Plutarch’s Lives is also mostly divided across six key manuscripts that range from the 10th and 11th centuries. Suetonius’s manuscript is dated AD 820. Classics scholars build much of our understanding of Caesar around these sources, even though their manuscript traditions contain significant gaps of time.

Nonetheless, the existing manuscripts function for historians as documents of great historical value.

Finally, let’s take a quick look at the great Macedonian conqueror, Alexander the Great (356-323 B.C.). Historians get all their information about Alexander beginning in the first century B.C. The most valuable of these is (once again) Plutarch’s Lives. “The bulk of our information on Alexander comes from Plutarch,” writes New Testament historian Michael Licona. But this work was written in the first century, almost four centuries after Alexander. Licona concludes, “Thus, the earliest source for Alexander used by modern historians is more than 260 years after his death and the most reliable source is more than 370 years removed.”

So there you have three figures, considered indisputable parts of history, whose existence, based on the available sources, no one would ever doubt. Now, how do Jesus and the Gospels compare?

Thanks to the research of scholar Richard Burridge, it’s now the expert consensus that all four Gospels are of the Greco-Roman biography genre. In other words, the Gospels are intended to portray real events about a real person.

It’s also agreed that the four Gospels were written within one hundred years of Christ’s death. The Gospel of St. Mark is generally dated to within forty years of the Crucifixion, with St. Matthew and St. Luke not long after. The Gospel of St.
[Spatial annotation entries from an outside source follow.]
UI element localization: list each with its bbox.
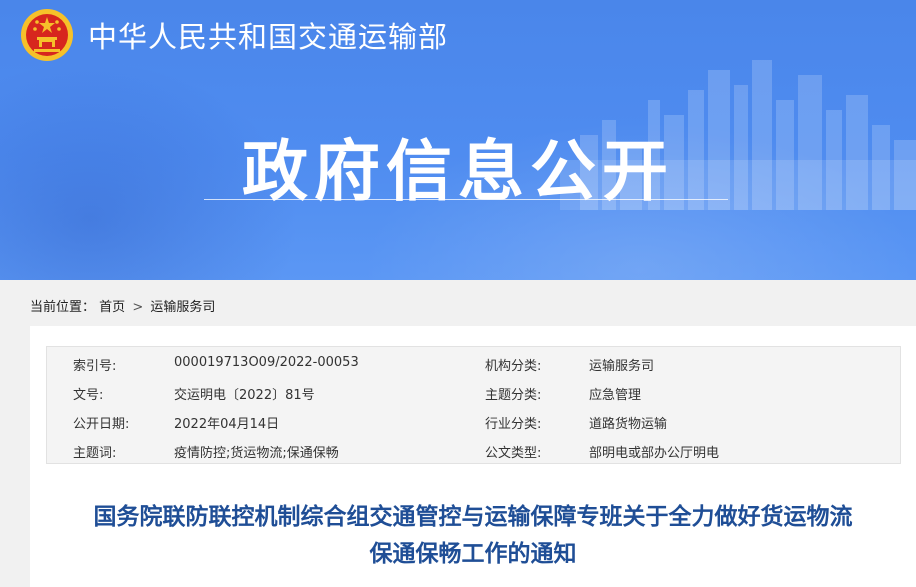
document-title: 国务院联防联控机制综合组交通管控与运输保障专班关于全力做好货运物流 保通保畅工作…: [30, 499, 916, 573]
content-card: 索引号: 000019713O09/2022-00053 机构分类: 运输服务司…: [30, 326, 916, 587]
national-emblem-icon: [21, 9, 73, 61]
document-number-label: 文号:: [73, 388, 104, 403]
document-title-line-1: 国务院联防联控机制综合组交通管控与运输保障专班关于全力做好货运物流: [93, 504, 853, 530]
header-banner: 中华人民共和国交通运输部 政府信息公开: [0, 0, 916, 280]
agency-category-value: 运输服务司: [589, 359, 655, 374]
document-type-label: 公文类型:: [485, 446, 542, 461]
breadcrumb: 当前位置： 首页 > 运输服务司: [0, 280, 916, 326]
breadcrumb-home-link[interactable]: 首页: [99, 300, 125, 315]
breadcrumb-prefix: 当前位置：: [30, 300, 96, 315]
document-number-value: 交运明电〔2022〕81号: [174, 388, 315, 403]
index-number-label: 索引号:: [73, 359, 117, 374]
agency-category-label: 机构分类:: [485, 359, 542, 374]
document-metadata-table: 索引号: 000019713O09/2022-00053 机构分类: 运输服务司…: [46, 346, 901, 464]
document-type-value: 部明电或部办公厅明电: [589, 446, 720, 461]
headline-underline: [204, 199, 728, 200]
document-title-line-2: 保通保畅工作的通知: [369, 541, 577, 567]
industry-category-value: 道路货物运输: [589, 417, 668, 432]
metadata-row: 文号: 交运明电〔2022〕81号 主题分类: 应急管理: [47, 378, 902, 407]
metadata-row: 索引号: 000019713O09/2022-00053 机构分类: 运输服务司: [47, 349, 902, 378]
industry-category-label: 行业分类:: [485, 417, 542, 432]
keywords-label: 主题词:: [73, 446, 117, 461]
topic-category-value: 应急管理: [589, 388, 642, 403]
breadcrumb-separator: >: [132, 300, 144, 315]
breadcrumb-department-link[interactable]: 运输服务司: [150, 300, 215, 315]
keywords-value: 疫情防控;货运物流;保通保畅: [174, 446, 339, 461]
metadata-row: 主题词: 疫情防控;货运物流;保通保畅 公文类型: 部明电或部办公厅明电: [47, 436, 902, 465]
index-number-value: 000019713O09/2022-00053: [174, 355, 359, 370]
publish-date-value: 2022年04月14日: [174, 417, 280, 432]
publish-date-label: 公开日期:: [73, 417, 130, 432]
metadata-row: 公开日期: 2022年04月14日 行业分类: 道路货物运输: [47, 407, 902, 436]
ministry-name[interactable]: 中华人民共和国交通运输部: [88, 14, 448, 56]
topic-category-label: 主题分类:: [485, 388, 542, 403]
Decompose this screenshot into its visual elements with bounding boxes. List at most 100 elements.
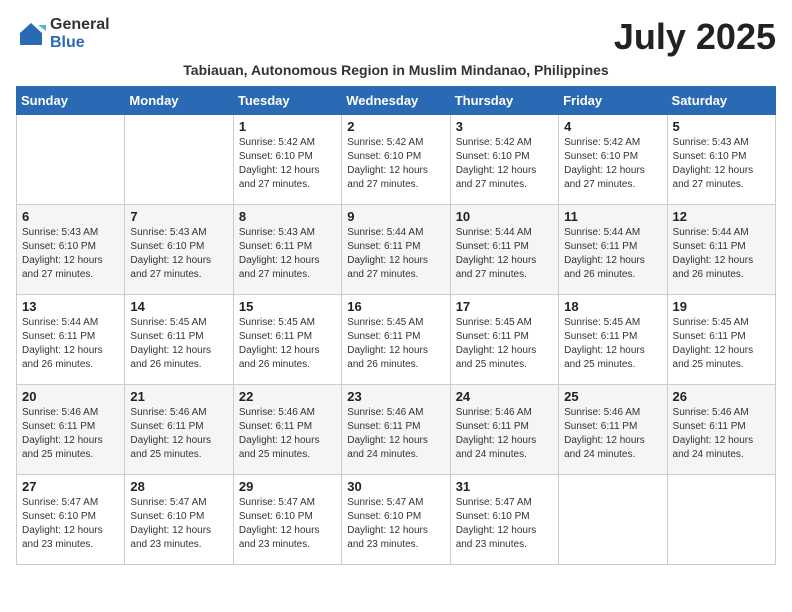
header-saturday: Saturday bbox=[667, 87, 775, 115]
week-row-4: 27 Sunrise: 5:47 AM Sunset: 6:10 PM Dayli… bbox=[17, 475, 776, 565]
day-cell: 7 Sunrise: 5:43 AM Sunset: 6:10 PM Daylig… bbox=[125, 205, 233, 295]
day-info: Sunrise: 5:47 AM Sunset: 6:10 PM Dayligh… bbox=[347, 496, 444, 552]
day-info: Sunrise: 5:45 AM Sunset: 6:11 PM Dayligh… bbox=[456, 316, 553, 372]
day-cell bbox=[125, 115, 233, 205]
day-info: Sunrise: 5:44 AM Sunset: 6:11 PM Dayligh… bbox=[564, 226, 661, 282]
day-cell: 19 Sunrise: 5:45 AM Sunset: 6:11 PM Dayli… bbox=[667, 295, 775, 385]
day-number: 3 bbox=[456, 119, 553, 134]
day-info: Sunrise: 5:45 AM Sunset: 6:11 PM Dayligh… bbox=[564, 316, 661, 372]
day-cell: 6Sunrise: 5:43 AM Sunset: 6:10 PM Daylig… bbox=[17, 205, 125, 295]
day-number: 29 bbox=[239, 479, 336, 494]
week-row-3: 20Sunrise: 5:46 AM Sunset: 6:11 PM Dayli… bbox=[17, 385, 776, 475]
day-info: Sunrise: 5:45 AM Sunset: 6:11 PM Dayligh… bbox=[673, 316, 770, 372]
day-cell: 20Sunrise: 5:46 AM Sunset: 6:11 PM Dayli… bbox=[17, 385, 125, 475]
day-number: 5 bbox=[673, 119, 770, 134]
day-info: Sunrise: 5:46 AM Sunset: 6:11 PM Dayligh… bbox=[239, 406, 336, 462]
day-number: 11 bbox=[564, 209, 661, 224]
day-number: 27 bbox=[22, 479, 119, 494]
day-number: 7 bbox=[130, 209, 227, 224]
day-cell: 2 Sunrise: 5:42 AM Sunset: 6:10 PM Daylig… bbox=[342, 115, 450, 205]
day-cell: 26 Sunrise: 5:46 AM Sunset: 6:11 PM Dayli… bbox=[667, 385, 775, 475]
day-cell: 18 Sunrise: 5:45 AM Sunset: 6:11 PM Dayli… bbox=[559, 295, 667, 385]
day-info: Sunrise: 5:42 AM Sunset: 6:10 PM Dayligh… bbox=[347, 136, 444, 192]
logo-icon bbox=[16, 19, 46, 49]
day-cell: 25 Sunrise: 5:46 AM Sunset: 6:11 PM Dayli… bbox=[559, 385, 667, 475]
day-cell: 9 Sunrise: 5:44 AM Sunset: 6:11 PM Daylig… bbox=[342, 205, 450, 295]
header: General Blue July 2025 bbox=[16, 16, 776, 58]
day-number: 30 bbox=[347, 479, 444, 494]
day-number: 2 bbox=[347, 119, 444, 134]
header-monday: Monday bbox=[125, 87, 233, 115]
day-number: 18 bbox=[564, 299, 661, 314]
day-cell: 10Sunrise: 5:44 AM Sunset: 6:11 PM Dayli… bbox=[450, 205, 558, 295]
day-info: Sunrise: 5:44 AM Sunset: 6:11 PM Dayligh… bbox=[22, 316, 119, 372]
day-cell: 31Sunrise: 5:47 AM Sunset: 6:10 PM Dayli… bbox=[450, 475, 558, 565]
day-info: Sunrise: 5:42 AM Sunset: 6:10 PM Dayligh… bbox=[456, 136, 553, 192]
day-cell: 1Sunrise: 5:42 AM Sunset: 6:10 PM Daylig… bbox=[233, 115, 341, 205]
day-number: 9 bbox=[347, 209, 444, 224]
day-cell: 5 Sunrise: 5:43 AM Sunset: 6:10 PM Daylig… bbox=[667, 115, 775, 205]
day-info: Sunrise: 5:44 AM Sunset: 6:11 PM Dayligh… bbox=[347, 226, 444, 282]
logo-general-text: General bbox=[50, 16, 110, 34]
day-cell: 21Sunrise: 5:46 AM Sunset: 6:11 PM Dayli… bbox=[125, 385, 233, 475]
header-row: SundayMondayTuesdayWednesdayThursdayFrid… bbox=[17, 87, 776, 115]
day-cell: 8 Sunrise: 5:43 AM Sunset: 6:11 PM Daylig… bbox=[233, 205, 341, 295]
day-info: Sunrise: 5:47 AM Sunset: 6:10 PM Dayligh… bbox=[22, 496, 119, 552]
calendar-header: SundayMondayTuesdayWednesdayThursdayFrid… bbox=[17, 87, 776, 115]
day-info: Sunrise: 5:46 AM Sunset: 6:11 PM Dayligh… bbox=[130, 406, 227, 462]
logo-blue-text: Blue bbox=[50, 34, 110, 52]
day-cell: 12Sunrise: 5:44 AM Sunset: 6:11 PM Dayli… bbox=[667, 205, 775, 295]
day-cell: 29 Sunrise: 5:47 AM Sunset: 6:10 PM Dayli… bbox=[233, 475, 341, 565]
day-info: Sunrise: 5:46 AM Sunset: 6:11 PM Dayligh… bbox=[564, 406, 661, 462]
day-number: 1 bbox=[239, 119, 336, 134]
day-number: 8 bbox=[239, 209, 336, 224]
day-info: Sunrise: 5:43 AM Sunset: 6:10 PM Dayligh… bbox=[673, 136, 770, 192]
day-info: Sunrise: 5:43 AM Sunset: 6:10 PM Dayligh… bbox=[130, 226, 227, 282]
day-cell: 27 Sunrise: 5:47 AM Sunset: 6:10 PM Dayli… bbox=[17, 475, 125, 565]
month-title: July 2025 bbox=[614, 16, 776, 58]
week-row-2: 13 Sunrise: 5:44 AM Sunset: 6:11 PM Dayli… bbox=[17, 295, 776, 385]
logo: General Blue bbox=[16, 16, 110, 51]
header-thursday: Thursday bbox=[450, 87, 558, 115]
header-sunday: Sunday bbox=[17, 87, 125, 115]
header-friday: Friday bbox=[559, 87, 667, 115]
logo-text: General Blue bbox=[50, 16, 110, 51]
location-subtitle: Tabiauan, Autonomous Region in Muslim Mi… bbox=[16, 62, 776, 78]
day-info: Sunrise: 5:46 AM Sunset: 6:11 PM Dayligh… bbox=[673, 406, 770, 462]
header-wednesday: Wednesday bbox=[342, 87, 450, 115]
day-number: 26 bbox=[673, 389, 770, 404]
day-info: Sunrise: 5:45 AM Sunset: 6:11 PM Dayligh… bbox=[239, 316, 336, 372]
day-info: Sunrise: 5:47 AM Sunset: 6:10 PM Dayligh… bbox=[239, 496, 336, 552]
day-info: Sunrise: 5:46 AM Sunset: 6:11 PM Dayligh… bbox=[347, 406, 444, 462]
day-cell: 24Sunrise: 5:46 AM Sunset: 6:11 PM Dayli… bbox=[450, 385, 558, 475]
day-number: 4 bbox=[564, 119, 661, 134]
day-info: Sunrise: 5:45 AM Sunset: 6:11 PM Dayligh… bbox=[347, 316, 444, 372]
day-cell bbox=[559, 475, 667, 565]
day-number: 31 bbox=[456, 479, 553, 494]
day-info: Sunrise: 5:42 AM Sunset: 6:10 PM Dayligh… bbox=[564, 136, 661, 192]
day-number: 19 bbox=[673, 299, 770, 314]
day-info: Sunrise: 5:43 AM Sunset: 6:11 PM Dayligh… bbox=[239, 226, 336, 282]
day-number: 25 bbox=[564, 389, 661, 404]
day-number: 16 bbox=[347, 299, 444, 314]
day-cell: 13 Sunrise: 5:44 AM Sunset: 6:11 PM Dayli… bbox=[17, 295, 125, 385]
header-tuesday: Tuesday bbox=[233, 87, 341, 115]
day-number: 22 bbox=[239, 389, 336, 404]
day-cell: 15 Sunrise: 5:45 AM Sunset: 6:11 PM Dayli… bbox=[233, 295, 341, 385]
day-cell: 4 Sunrise: 5:42 AM Sunset: 6:10 PM Daylig… bbox=[559, 115, 667, 205]
day-cell bbox=[17, 115, 125, 205]
day-number: 15 bbox=[239, 299, 336, 314]
day-number: 14 bbox=[130, 299, 227, 314]
day-number: 17 bbox=[456, 299, 553, 314]
day-number: 23 bbox=[347, 389, 444, 404]
week-row-1: 6Sunrise: 5:43 AM Sunset: 6:10 PM Daylig… bbox=[17, 205, 776, 295]
day-cell: 28Sunrise: 5:47 AM Sunset: 6:10 PM Dayli… bbox=[125, 475, 233, 565]
day-cell bbox=[667, 475, 775, 565]
day-cell: 11 Sunrise: 5:44 AM Sunset: 6:11 PM Dayli… bbox=[559, 205, 667, 295]
day-info: Sunrise: 5:44 AM Sunset: 6:11 PM Dayligh… bbox=[673, 226, 770, 282]
day-info: Sunrise: 5:46 AM Sunset: 6:11 PM Dayligh… bbox=[456, 406, 553, 462]
week-row-0: 1 Sunrise: 5:42 AM Sunset: 6:10 PM Daylig… bbox=[17, 115, 776, 205]
day-info: Sunrise: 5:46 AM Sunset: 6:11 PM Dayligh… bbox=[22, 406, 119, 462]
day-cell: 30 Sunrise: 5:47 AM Sunset: 6:10 PM Dayli… bbox=[342, 475, 450, 565]
day-number: 13 bbox=[22, 299, 119, 314]
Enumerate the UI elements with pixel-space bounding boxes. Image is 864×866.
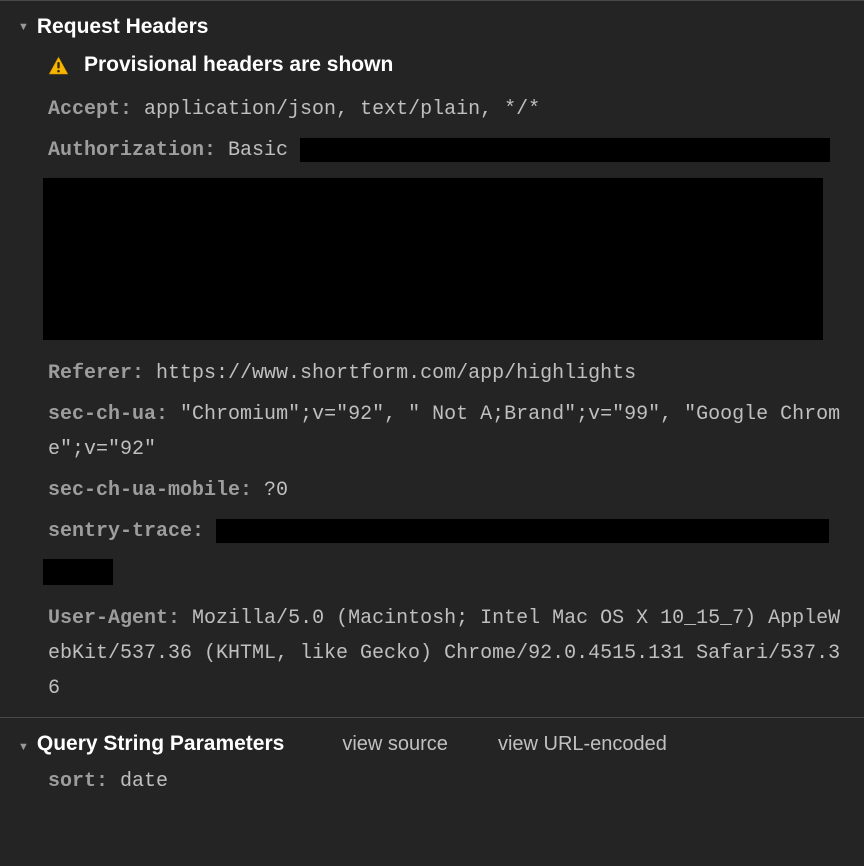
section-title: Query String Parameters [37,732,284,756]
header-value-prefix: Basic [228,139,300,162]
header-name: sec-ch-ua [48,403,180,426]
warning-icon [48,56,69,75]
redacted-icon [43,559,113,585]
warning-text: Provisional headers are shown [84,53,393,77]
header-sec-ch-ua-mobile: sec-ch-ua-mobile?0 [48,470,864,511]
query-string-parameters-header[interactable]: ▼ Query String Parameters view source vi… [0,726,864,764]
header-name: Accept [48,98,144,121]
redacted-icon [216,519,829,543]
param-name: sort [48,770,120,793]
view-url-encoded-button[interactable]: view URL-encoded [498,733,667,756]
view-source-button[interactable]: view source [342,733,448,756]
header-value: ?0 [264,479,288,502]
request-headers-header[interactable]: ▼ Request Headers [0,9,864,47]
header-value: application/json, text/plain, */* [144,98,540,121]
chevron-down-icon: ▼ [18,22,29,33]
query-string-parameters-section: ▼ Query String Parameters view source vi… [0,717,864,804]
header-name: User-Agent [48,607,192,630]
header-sentry-trace: sentry-trace [48,511,864,598]
header-name: Authorization [48,139,228,162]
header-user-agent: User-AgentMozilla/5.0 (Macintosh; Intel … [48,598,864,709]
query-string-parameters-body: sortdate [0,764,864,796]
header-value: https://www.shortform.com/app/highlights [156,362,636,385]
section-actions: view source view URL-encoded [342,733,667,756]
header-name: sec-ch-ua-mobile [48,479,264,502]
request-headers-body: Provisional headers are shown Acceptappl… [0,47,864,709]
param-value: date [120,770,168,793]
param-sort: sortdate [48,764,864,796]
header-authorization: AuthorizationBasic [48,130,864,353]
header-sec-ch-ua: sec-ch-ua"Chromium";v="92", " Not A;Bran… [48,394,864,470]
header-name: sentry-trace [48,520,216,543]
header-referer: Refererhttps://www.shortform.com/app/hig… [48,353,864,394]
header-name: Referer [48,362,156,385]
redacted-icon [43,178,823,340]
section-title: Request Headers [37,15,209,39]
redacted-icon [300,138,830,162]
provisional-warning: Provisional headers are shown [48,47,864,89]
request-headers-section: ▼ Request Headers Provisional headers ar… [0,0,864,717]
chevron-down-icon: ▼ [18,742,29,753]
header-accept: Acceptapplication/json, text/plain, */* [48,89,864,130]
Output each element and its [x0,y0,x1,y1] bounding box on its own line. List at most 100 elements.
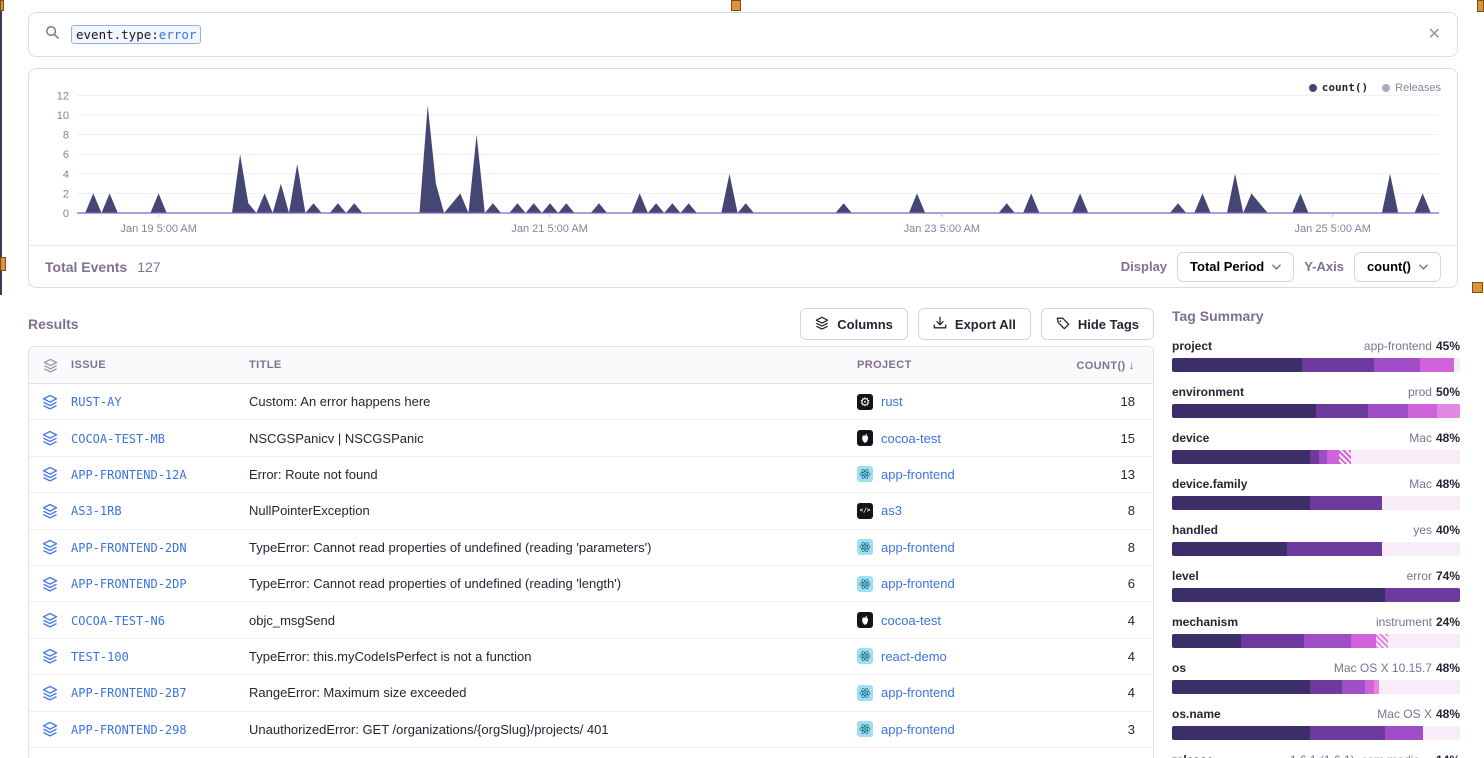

John is usually dated to around A.D. 100. Several of St. Paul’s letters—even more impressively—are often dated earlier than St. Mark’s gospel; and within these, at least one recorded creed of the early Christians has been traced back to within five years of Christ’s death (see 1 Cor. 15:3-4). The extremely early dating of this creed is incredibly significant because it is, first, recorded well within the lifetimes of eyewitnesses who could correct and critique the creed if necessary (written as a credal formula, it was apparently already a core profession of Christian doctrine), and second, because it provides direct evidence of early belief in the resurrection of Jesus:

For I handed on to you as of first importance what I in turn had received: that Christ died for our sins in accordance with the scriptures, and that he was buried, and that he was raised on the third day in accordance with the Scriptures . . .

Thus, in comparison with the other major figures of antiquity, the historical reliability of the New Testament based on the “fact-to-record” criterion—and in comparison to other important historical works of the ancient world—holds up as impressive and well supported. (Nor is the New Testament the only historical evidence of Jesus’ existence—not by a long shot.)

That the New Testament events happened a long time ago should not be a detriment to belief. To be sure, critical scholars will continue to challenge the Christian case—and they should, for that is what scholarship is all about. But at the end of the day, a decisive refutation of the historical case for the resurrected Christ is a tall order—unless we’re ready to jettison some of history’s best known philosophers, emperors, and conquerors along with him.